今日は、府中の六社明神(大国魂神社)の「くらやみまつり」のもっとも重要な祭儀の行われる日である。
https://www.ookunitamajinja.or.jp/matsuri/5-kurayami.php
このいかがわしそうな(笑)名前のついた祭を、小説の冒頭にもってきたのは司馬遼太郎で、その作品はワシャがもっとも好きな『燃えよ剣』である。

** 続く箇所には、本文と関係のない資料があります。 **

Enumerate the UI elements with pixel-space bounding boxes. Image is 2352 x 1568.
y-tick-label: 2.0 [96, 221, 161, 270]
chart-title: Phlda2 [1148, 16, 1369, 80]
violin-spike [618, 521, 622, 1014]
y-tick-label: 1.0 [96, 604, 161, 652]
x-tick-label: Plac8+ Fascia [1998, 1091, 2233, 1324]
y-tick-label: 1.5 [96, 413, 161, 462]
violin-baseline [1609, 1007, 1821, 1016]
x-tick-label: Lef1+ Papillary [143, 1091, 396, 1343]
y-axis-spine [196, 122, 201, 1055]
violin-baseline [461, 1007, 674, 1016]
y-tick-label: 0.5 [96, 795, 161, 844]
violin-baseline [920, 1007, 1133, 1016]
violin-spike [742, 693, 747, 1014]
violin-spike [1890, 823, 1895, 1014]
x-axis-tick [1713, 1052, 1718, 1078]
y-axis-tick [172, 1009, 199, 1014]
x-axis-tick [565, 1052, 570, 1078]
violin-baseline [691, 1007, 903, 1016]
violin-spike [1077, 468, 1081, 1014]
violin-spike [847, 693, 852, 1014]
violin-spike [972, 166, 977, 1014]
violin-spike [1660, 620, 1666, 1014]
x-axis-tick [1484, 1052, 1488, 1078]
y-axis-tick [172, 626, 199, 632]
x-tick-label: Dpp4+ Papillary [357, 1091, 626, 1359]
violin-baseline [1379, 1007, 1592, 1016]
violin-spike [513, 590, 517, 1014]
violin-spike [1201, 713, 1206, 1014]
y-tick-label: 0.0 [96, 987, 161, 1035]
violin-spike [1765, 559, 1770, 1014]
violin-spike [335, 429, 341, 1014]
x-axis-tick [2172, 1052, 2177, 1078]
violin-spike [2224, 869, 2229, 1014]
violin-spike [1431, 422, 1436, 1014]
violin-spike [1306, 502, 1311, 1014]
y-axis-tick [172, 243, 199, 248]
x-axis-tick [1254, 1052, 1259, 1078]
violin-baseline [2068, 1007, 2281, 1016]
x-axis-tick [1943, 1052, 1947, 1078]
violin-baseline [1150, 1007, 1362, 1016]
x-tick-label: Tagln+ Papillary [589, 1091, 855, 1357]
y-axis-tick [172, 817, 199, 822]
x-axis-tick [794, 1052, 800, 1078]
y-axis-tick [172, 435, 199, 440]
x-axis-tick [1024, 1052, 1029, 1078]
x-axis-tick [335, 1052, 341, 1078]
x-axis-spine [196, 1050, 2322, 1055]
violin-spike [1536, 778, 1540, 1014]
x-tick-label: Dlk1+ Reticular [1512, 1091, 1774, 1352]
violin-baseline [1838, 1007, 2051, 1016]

プロローグで、主人公の若い歳三は、ゆかたがけで六社明神に急いでいる。そのゆかたの下には柔術の稽古着をこっそりとまとっていた。司馬さんの文章を引く。
《歳三のこんたんでは、》
《祭礼の闇につけこんで、参詣の女の袖をひき、引き倒して犯してしまう。そのときユカタをぬいで女が夜露にぬれぬように地面に敷く。その上に寝かせる。着ている柔術着は、女の連れの男衆と格闘がおこった場合の用意のつもりだった。》
なんとも物騒な用意である。引用を続ける。
《歳三だけが悪いのではない。そういう祭礼だった。この夜の参詣人は、府中周辺ばかりではなく三多摩の村々はおろか、遠く江戸からも泊りがけでやってくるのだが、一郷の灯が消されて浄闇の天地になると、男も女も古代人にかえって、手当たり次第に通じ合うのだ。》
なんとも結構な祭礼でゲスな(笑)。
《いわば、女の夜市なのだ。》
と、司馬さんは言いきってしまう。しかし、日本各地に同様な祭礼は多く、もちろん今では、そんな形態はなくなっているだろうが、『燃えよ剣』が「週刊文春」に連載されていた昭和30年代には、まだまだ許容されていた文化だった。
おそらく司馬さんは、この起こしを書くために多摩地域に綿密な取材を重ねている。その時に土地の古老から「女の夜市」の話を聞き、「これは使える!」と思ったに違いない。
司馬ワールドでは、歳三がこの夜に、自らの新たな運命まで抱き寄せたと書く。夜市でまぐあった女が、従四位下猿渡佐渡守の妹、お彩佐さまであったのだ。彼女が歳三を京都へと誘っていく役割を演じる。
見事な導入部であり、少し色っぽくもあり、昭和30年代に「週刊文春」の連載を通勤電車の中で少し体を縮めながら必死に読んでいたサラリーマンが数多いたであろうことは想像にかたくない。
平成を経て、令和の時代になり、「くらやみまつり」は単なる地方の祭礼となっていることだろう。しかし、こういった古代より伝承される大らかな「こと」が減少している、あるいは消えてしまった先に「少子化」という問題が横たわっているようにも思える。